Canada's Competition Tribunal has ordered Google to pay more than C$358,000 in costs to the Competition Bureau — C$277,600 in expert fees, C$54,000 in legal fees, and roughly C$26,600 for transcripts and printing — after the company lost a constitutional challenge to the penalty regime underlying the Bureau's ad-tech abuse-of-dominance case (BNN Bloomberg, June 5, 2026). The costs order is a footnote. The ruling that produced it, handed down by the Tribunal on March 3, 2026, is not.
What Google Actually Challenged
The Bureau sued Google in November 2024, alleging the company tied together its publisher ad server, ad exchange, and buying tools to entrench dominance across the online advertising supply chain — conduct it says goes back to 2008 and has touched over 200 billion Canadian ad transactions (Globe and Mail, Nov. 2024). The Bureau wants the Tribunal to force a breakup of Google's publisher-side and exchange tools, plus a penalty.
That penalty is where things got interesting. Section 79(3.1) of the Competition Act — added in 2022 and expanded in 2023 — lets the Tribunal impose an administrative monetary penalty of the greater of a statutory minimum or "three times the value of the benefit derived from the anti-competitive practice, or, if that amount cannot be reasonably determined, 3% of the person's annual worldwide gross revenues" (Competition Act, s. 79(3.1)). Applied to Google's cumulative global revenue since 2008, that formula could theoretically top C$91 billion.

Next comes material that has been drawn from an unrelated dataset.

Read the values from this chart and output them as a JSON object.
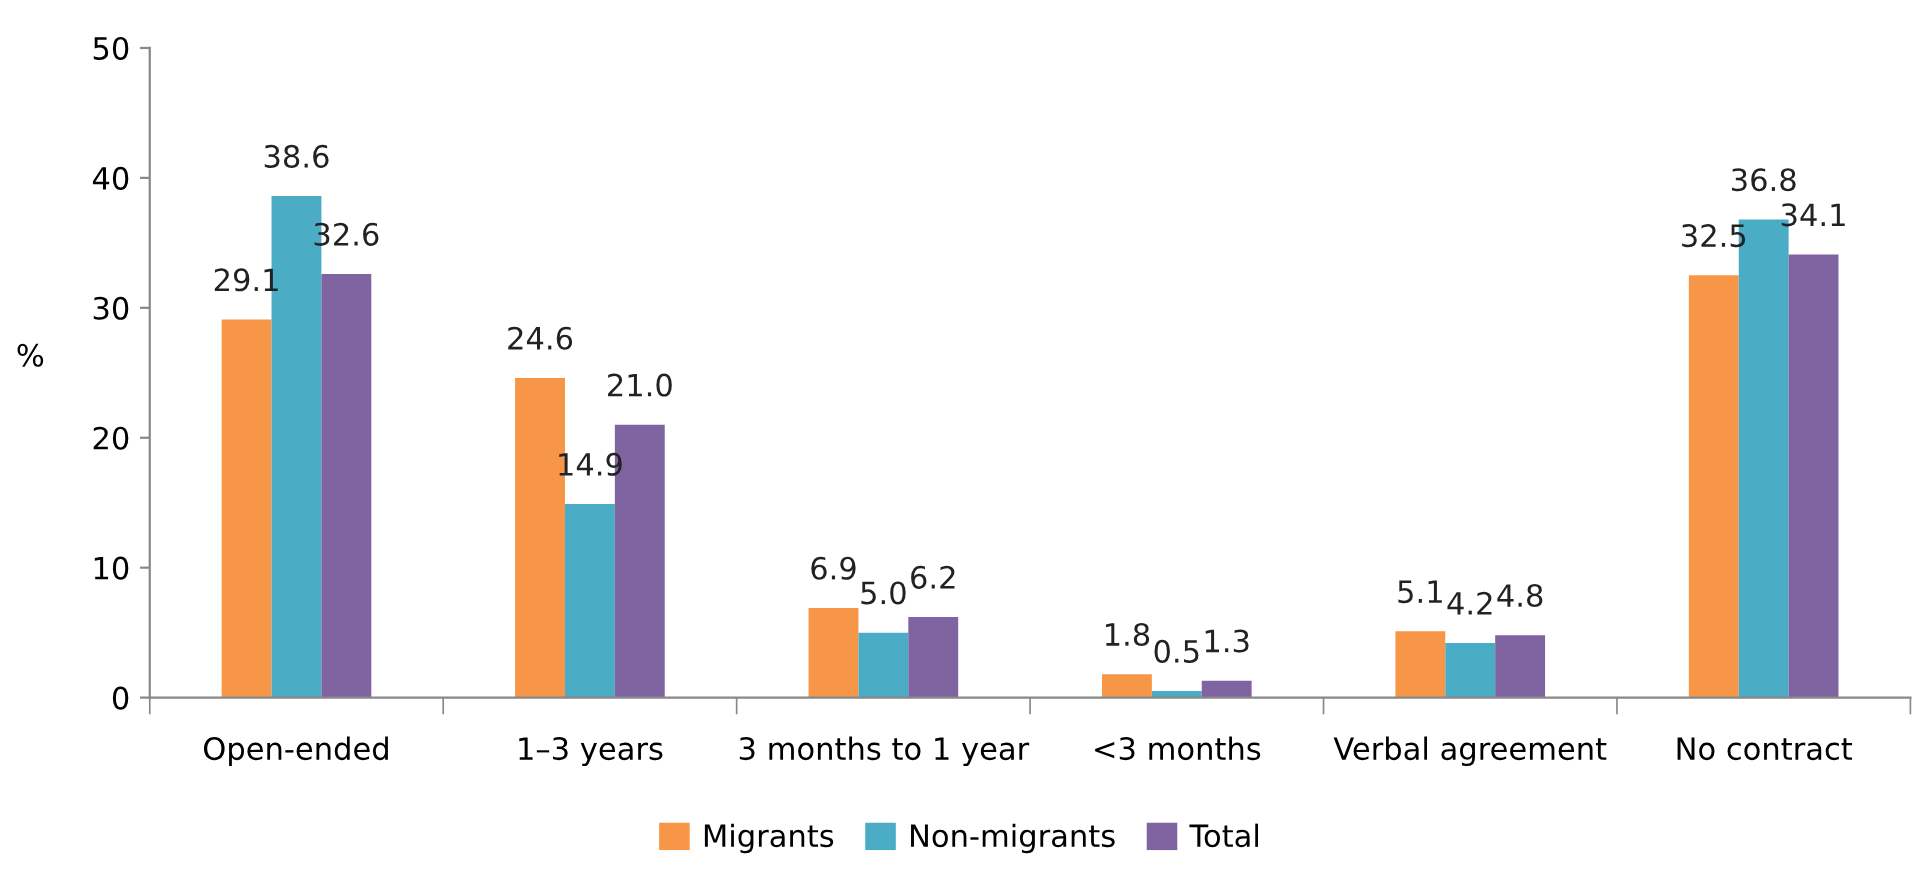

Google argued a penalty of that magnitude functions as a "true penal consequence," and that imposing it through an administrative tribunal rather than a criminal court violates its rights under section 11 of the Canadian Charter of Rights and Freedoms.
The Tribunal Said No — Emphatically
Justice Andrew Little rejected the challenge, calling the C$91-billion figure "hypothetical at best" since it depends on liability findings the Tribunal hasn't made (Globe and Mail, March 2026). More importantly, he found AMPs under the Competition Act are regulatory rather than penal in purpose — Parliament wrote the provision to "promote practices... in conformity with the purposes" of the Act, not to punish — and that Google's evidence of reputational stigma fell short of what criminal conviction implies (Norton Rose Fulbright analysis). Acting Commissioner of Competition Jeanne Pratt called the ruling a reinforcement of the Bureau's "clear authority to order administrative monetary penalties to promote compliance and deter anti-competitive behaviour" (Competition Bureau statement, March 4, 2026).
Google has since appealed the constitutional ruling to the Federal Court of Appeal. The underlying case is bifurcated: liability first, remedy — including any penalty — only if Google is found to have abused its dominance.
Steelmanning the Bureau's Position
There is a real case for taking large AMPs seriously as deterrence, not overreach. A statutory minimum of C$25 million, or even a few hundred million, is rounding error for a company that reported over $350 billion in 2024 revenue — a fine that small is priced in as a cost of doing business rather than a reason to change conduct. The Bureau's expert argued in the constitutional hearing that steep penalties are necessary precisely because detection rates for tying and self-preferencing in ad tech are low; if the expected penalty is discounted by a small chance of getting caught, only a large headline number restores real deterrence. Courts in the EU and US have made similar arguments about revenue-scaled fines for dominant platforms, and Little's finding that the AMP ceiling is a ceiling, not a mandatory sentence — with mandatory consideration of factors like competitive impact before any number is set — is a reasonable middle path between toothless fines and confiscatory ones.
Why the Ceiling Still Matters
But a defensible ceiling and a defensible number are different things, and this is where the case deserves continued scrutiny rather than applause. A theoretical C$91-billion exposure — even if Little is right that it's "hypothetical" pending liability findings — changes how every dominant firm operating in Canada calibrates legal and product risk long before any tribunal rules on the merits. Uncapped, revenue-scaled AMPs create genuine uncertainty for firms trying to plan multi-year product roadmaps, and that uncertainty is not free: it can chill investment and product integration that has nothing to do with anticompetitive tying. The Tribunal was right that a penalty need not be criminal-sized to deter meaningfully — but the same logic argues for the Bureau seeking penalties proportionate to actual, provable harm once liability is established, not maximalist headline figures calculated by multiplying eighteen years of global revenue.
The more consequential fight is still ahead: whether Google actually tied its ad tech tools unlawfully, and if so, what remedy — structural divestiture, behavioral conduct rules, or a large fine — fits the harm. Canada should not need a nine-figure number to prove it takes platform dominance seriously; it needs a remedy that restores contestability in ad tech markets. That case hasn't been decided yet. The C$358,000 costs order is a reminder that Google chose to fight the wrong battle first.